What is Christmastide and when does it end?

Dom Gueranger talks about Christmastide as ending with today's festival of the Purification/Presentation. Certainly, the rules concerning the Antiphon of our Lady after the Divine Office would suggest that.

The C of E, which so often goes over the top in its ultrapapalism, goes even further than Gueranger. The liturgical colour until February 2 is to be white.  And they have invented a contorted oddity called the Epiphany Season, modelled on the Easter Season of the Novus Ordo. So the period from Epiphany to Presentation is not allowed to have "Sundays after Epiphany"; they have to be called "Sundays of Epiphany". (They have needed to keep fidling with their Lectionaries because when Epiphany falls on a Sunday, that is itself the "First Sunday of Epiphant; and so the next Sunday is "The Second Sunday of Epiphany" ... but which propers does it have?) Of course, one continues to use the Epiphany Preface. Their view is that February 2 is when we stop thinking about Nativity themes and set our faces towards Jerusalem; towards Passion, Death, and Resurrection.

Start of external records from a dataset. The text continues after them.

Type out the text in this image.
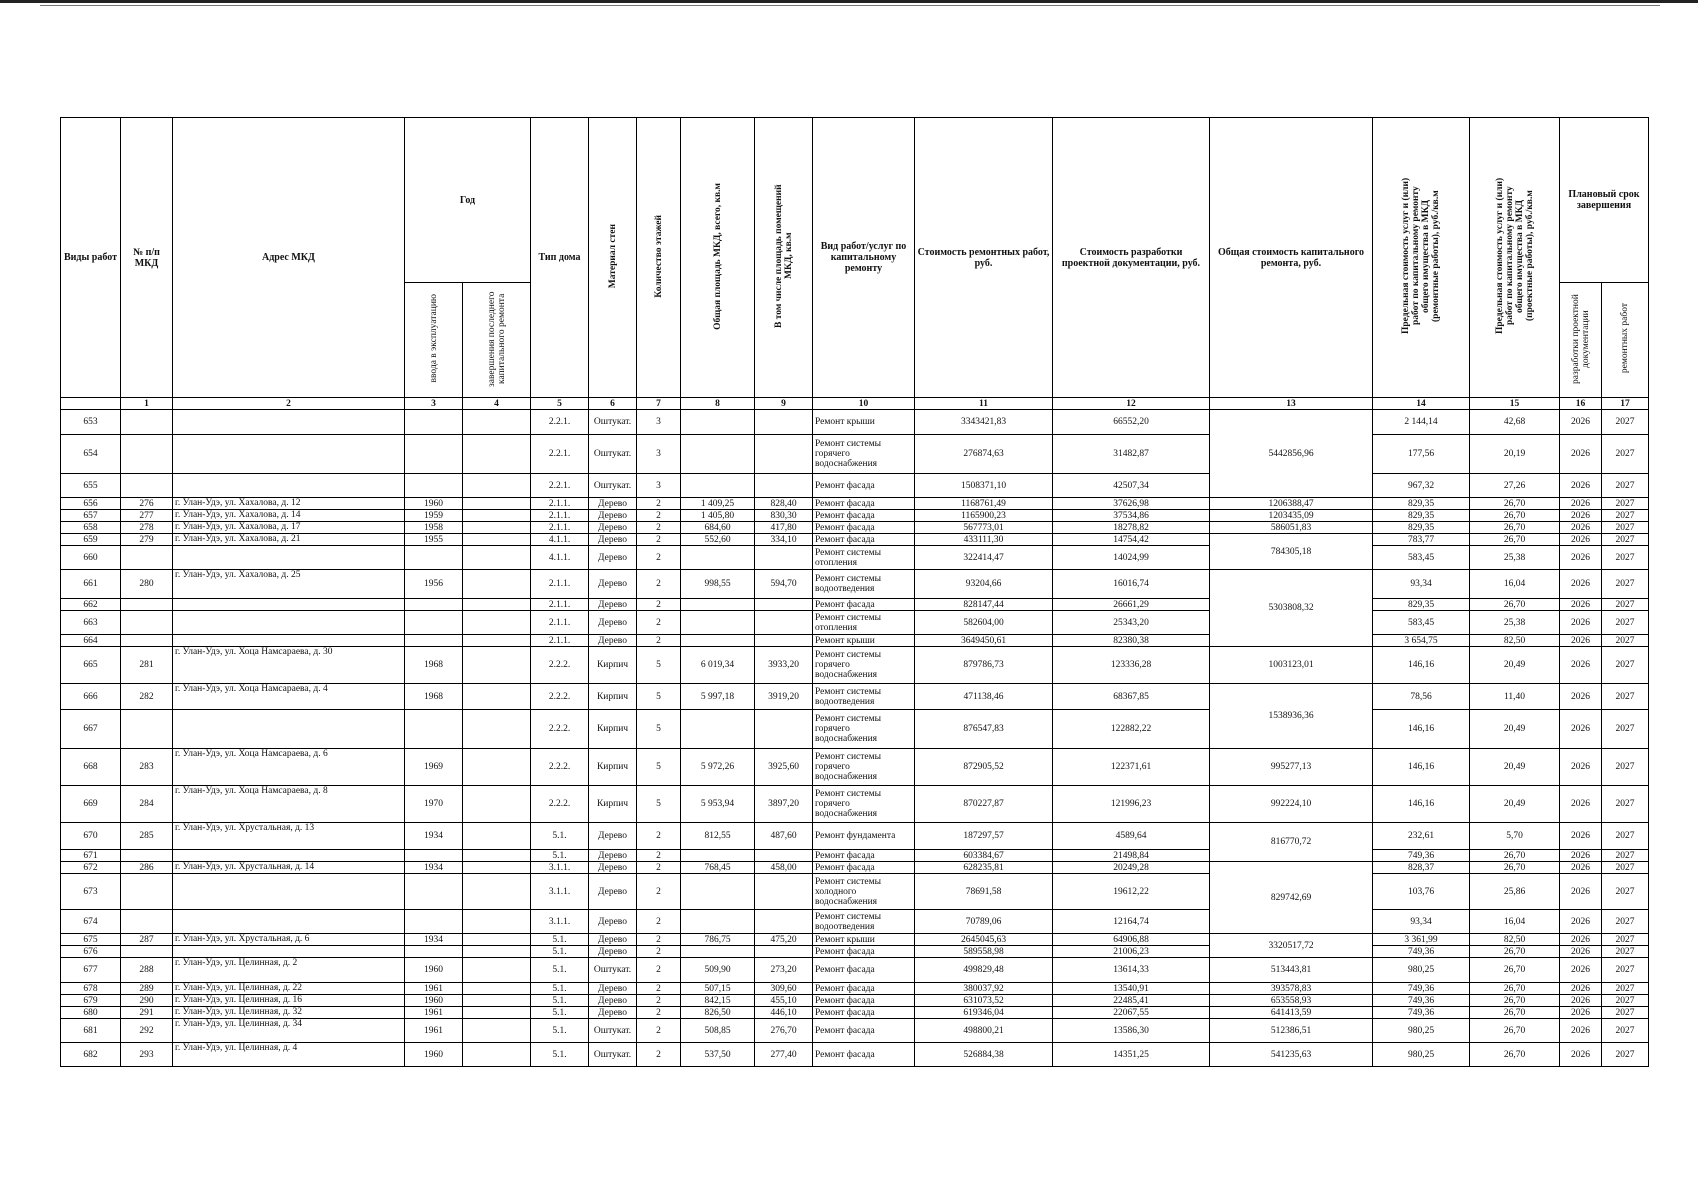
Виды работ	№ п/п МКД	Адрес МКД	Год		Тип дома	Материал стен	Количество этажей	Общая площадь МКД, всего, кв.м	В том числе площадь помещений МКД, кв.м	Вид работ/услуг по капитальному ремонту	Стоимость ремонтных работ, руб.	Стоимость разработки проектной документации, руб.	Общая стоимость капитального ремонта, руб.	Предельная стоимость услуг и (или) работ по капитальному ремонту общего имущества в МКД (ремонтные работы), руб./кв.м	Предельная стоимость услуг и (или) работ по капитальному ремонту общего имущества в МКД (проектные работы), руб./кв.м	Плановый срок завершения	
			ввода в эксплуатацию	завершения последнего капитального ремонта												разработки проектной документации	ремонтных работ
	1	2	3	4	5	6	7	8	9	10	11	12	13	14	15	16	17
653					2.2.1.	Оштукат.	3			Ремонт крыши	3343421,83	66552,20	5442856,96	2 144,14	42,68	2026	2027
654					2.2.1.	Оштукат.	3			Ремонт системы горячего водоснабжения	276874,63	31482,87		177,56	20,19	2026	2027
655					2.2.1.	Оштукат.	3			Ремонт фасада	1508371,10	42507,34		967,32	27,26	2026	2027
656	276	г. Улан-Удэ, ул. Хахалова, д. 12	1960		2.1.1.	Дерево	2	1 409,25	828,40	Ремонт фасада	1168761,49	37626,98	1206388,47	829,35	26,70	2026	2027
657	277	г. Улан-Удэ, ул. Хахалова, д. 14	1959		2.1.1.	Дерево	2	1 405,80	830,30	Ремонт фасада	1165900,23	37534,86	1203435,09	829,35	26,70	2026	2027
658	278	г. Улан-Удэ, ул. Хахалова, д. 17	1958		2.1.1.	Дерево	2	684,60	417,80	Ремонт фасада	567773,01	18278,82	586051,83	829,35	26,70	2026	2027
659	279	г. Улан-Удэ, ул. Хахалова, д. 21	1955		4.1.1.	Дерево	2	552,60	334,10	Ремонт фасада	433111,30	14754,42	784305,18	783,77	26,70	2026	2027
660					4.1.1.	Дерево	2			Ремонт системы отопления	322414,47	14024,99		583,45	25,38	2026	2027
661	280	г. Улан-Удэ, ул. Хахалова, д. 25	1956		2.1.1.	Дерево	2	998,55	594,70	Ремонт системы водоотведения	93204,66	16016,74	5303808,32	93,34	16,04	2026	2027
662					2.1.1.	Дерево	2			Ремонт фасада	828147,44	26661,29		829,35	26,70	2026	2027
663					2.1.1.	Дерево	2			Ремонт системы отопления	582604,00	25343,20		583,45	25,38	2026	2027
664					2.1.1.	Дерево	2			Ремонт крыши	3649450,61	82380,38		3 654,75	82,50	2026	2027
665	281	г. Улан-Удэ, ул. Хоца Намсараева, д. 30	1968		2.2.2.	Кирпич	5	6 019,34	3933,20	Ремонт системы горячего водоснабжения	879786,73	123336,28	1003123,01	146,16	20,49	2026	2027
666	282	г. Улан-Удэ, ул. Хоца Намсараева, д. 4	1968		2.2.2.	Кирпич	5	5 997,18	3919,20	Ремонт системы водоотведения	471138,46	68367,85	1538936,36	78,56	11,40	2026	2027
667					2.2.2.	Кирпич	5			Ремонт системы горячего водоснабжения	876547,83	122882,22		146,16	20,49	2026	2027
668	283	г. Улан-Удэ, ул. Хоца Намсараева, д. 6	1969		2.2.2.	Кирпич	5	5 972,26	3925,60	Ремонт системы горячего водоснабжения	872905,52	122371,61	995277,13	146,16	20,49	2026	2027
669	284	г. Улан-Удэ, ул. Хоца Намсараева, д. 8	1970		2.2.2.	Кирпич	5	5 953,94	3897,20	Ремонт системы горячего водоснабжения	870227,87	121996,23	992224,10	146,16	20,49	2026	2027
670	285	г. Улан-Удэ, ул. Хрустальная, д. 13	1934		5.1.	Дерево	2	812,55	487,60	Ремонт фундамента	187297,57	4589,64	816770,72	232,61	5,70	2026	2027
671					5.1.	Дерево	2			Ремонт фасада	603384,67	21498,84		749,36	26,70	2026	2027
672	286	г. Улан-Удэ, ул. Хрустальная, д. 14	1934		3.1.1.	Дерево	2	768,45	458,00	Ремонт фасада	628235,81	20249,28	829742,69	828,37	26,70	2026	2027
673					3.1.1.	Дерево	2			Ремонт системы холодного водоснабжения	78691,58	19612,22		103,76	25,86	2026	2027
674					3.1.1.	Дерево	2			Ремонт системы водоотведения	70789,06	12164,74		93,34	16,04	2026	2027
675	287	г. Улан-Удэ, ул. Хрустальная, д. 6	1934		5.1.	Дерево	2	786,75	475,20	Ремонт крыши	2645045,63	64906,88	3320517,72	3 361,99	82,50	2026	2027
676					5.1.	Дерево	2			Ремонт фасада	589558,98	21006,23		749,36	26,70	2026	2027
677	288	г. Улан-Удэ, ул. Целинная, д. 2	1960		5.1.	Оштукат.	2	509,90	273,20	Ремонт фасада	499829,48	13614,33	513443,81	980,25	26,70	2026	2027
678	289	г. Улан-Удэ, ул. Целинная, д. 22	1961		5.1.	Дерево	2	507,15	309,60	Ремонт фасада	380037,92	13540,91	393578,83	749,36	26,70	2026	2027
679	290	г. Улан-Удэ, ул. Целинная, д. 16	1960		5.1.	Дерево	2	842,15	455,10	Ремонт фасада	631073,52	22485,41	653558,93	749,36	26,70	2026	2027
680	291	г. Улан-Удэ, ул. Целинная, д. 32	1961		5.1.	Дерево	2	826,50	446,10	Ремонт фасада	619346,04	22067,55	641413,59	749,36	26,70	2026	2027
681	292	г. Улан-Удэ, ул. Целинная, д. 34	1961		5.1.	Оштукат.	2	508,85	276,70	Ремонт фасада	498800,21	13586,30	512386,51	980,25	26,70	2026	2027
682	293	г. Улан-Удэ, ул. Целинная, д. 4	1960		5.1.	Оштукат.	2	537,50	277,40	Ремонт фасада	526884,38	14351,25	541235,63	980,25	26,70	2026	2027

I believe some medieval sequences of colour may have stayed in white until February 2, but certainly not all (Exeter: viridibus est utendum).

The most obvious solution is to conclude that the Western Churches have never quite sorted all this out. For wise people who follow the old Roman Rite, the definitive moment is surely when the Gesimas start. That can be as early as 18 January or as late as 21 February. It would be very messy to get to work on the magnificent themes of Septuagesima on 18 January while trying to pretend that we are still in 'the Christmas Season'.

So, in my view, the Vetus Ordo gives us the most logical solution. The second most clean and logical system is, surely, that of the Novus Ordo: go green on the day after the Feast of the Baptism and stay green until Ash Wednesday brings down the shutters on "Ordinary Time" and viridity. The Church of England provides us with an example of the almighty mess what happens when one tries to be too clever, which is the invariable temptation of gathering together 'Liturgical Experts' and calling them a Commission.

(The man responsible for the C of E jiggery pokery was 'Bubbles' Stancliff, quondam Bishop of Salisbury, who was always having Bright Ideas. Another of these was to call the weeks before Advent the Season of the Kingdom, and to wear royally red vestments. General Synod drew the line against this adventure in nomenclature. It would, to be fair, have joined up the old and new dates for Christ the King.)

1 comment:

william arthurs said...

Maybe my memory is faulty but I have a vague recollection that, in satire, the weeks before Advent were denominated by the number of shopping days until Christmas, and that 70, 60 and 50 "shopping days before Christmas" each had their own collects, on the Gesima model.